Auftraggeber/Fördergeber:
Stadt Wien, MA 50
Art der Aktivität:
Österreichisches Forschungsprojekt
Dauer:
03/2005 - 01/2006
Kontaktperson am ÖIJ:
Projektleitung:
Österreichisches Institut für Jugendforschung
Arbeitssprache:
deutsch
Kurzbeschreibung des Projekts:
Thema des Berichts ist jugendliche Nutzung von öffentlichen Räumen der Stadt. Aufschlussreich erscheint dabei, in welcher Form und in welchem Ausmaß sich Jugend in der zeitgemäßen Stadt unterschiedliche Räume habhaft macht, um sie für ihre Interessen zu nutzen. Der soziale Raum ist dabei der Lebensraum, in dem sich Jugendliche bewegen, Kontakte bilden und mit ihrer sozialen Umwelt in Beziehung treten. Soziale Räume werden somit zu einem wichtigen Halte- und Bezugspunkt im Leben von Jugendlichen und verschaffen ihnen die Gelegenheit, sich selbst in Szene zu setzen und sich erfahrbar zu machen.

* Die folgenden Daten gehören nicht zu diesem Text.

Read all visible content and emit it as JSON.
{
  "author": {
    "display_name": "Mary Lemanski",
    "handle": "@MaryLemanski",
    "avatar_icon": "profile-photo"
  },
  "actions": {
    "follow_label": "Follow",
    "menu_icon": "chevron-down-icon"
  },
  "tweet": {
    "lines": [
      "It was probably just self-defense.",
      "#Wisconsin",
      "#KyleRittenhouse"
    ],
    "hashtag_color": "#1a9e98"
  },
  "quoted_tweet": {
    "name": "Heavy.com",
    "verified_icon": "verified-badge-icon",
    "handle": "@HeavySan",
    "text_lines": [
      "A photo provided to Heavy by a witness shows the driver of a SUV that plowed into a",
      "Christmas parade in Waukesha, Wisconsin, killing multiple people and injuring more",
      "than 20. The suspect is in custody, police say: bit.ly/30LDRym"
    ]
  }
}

Weiters werden auch die besonderen geschlechtsspezifischen Bedingungen, die Mädchen in ihrer Raumaneigungspraxis erleben, besprochen. Soziale Räume gibt es an sich reichlich, doch da Jugendliche meist nicht in die Ortsplanung miteinbezogen werden, sind sie bei der Umnutzung vordefinierter Räume sehr kreativ und nutzen sie als Ressourcen. Dadurch missachten sie aber oft die raumbezogenen Regeln und rufen entsprechend Konfliktfelder hervor. Auch einige stadtplanerische Ausnahmen werden hier exemplarisch dargelegt. Ziel des Berichts war es, Empfehlungen für konkrete Umsetzungsmaßnahmen bezüglich jugendgerechten Planens und Bauens zu erarbeiten.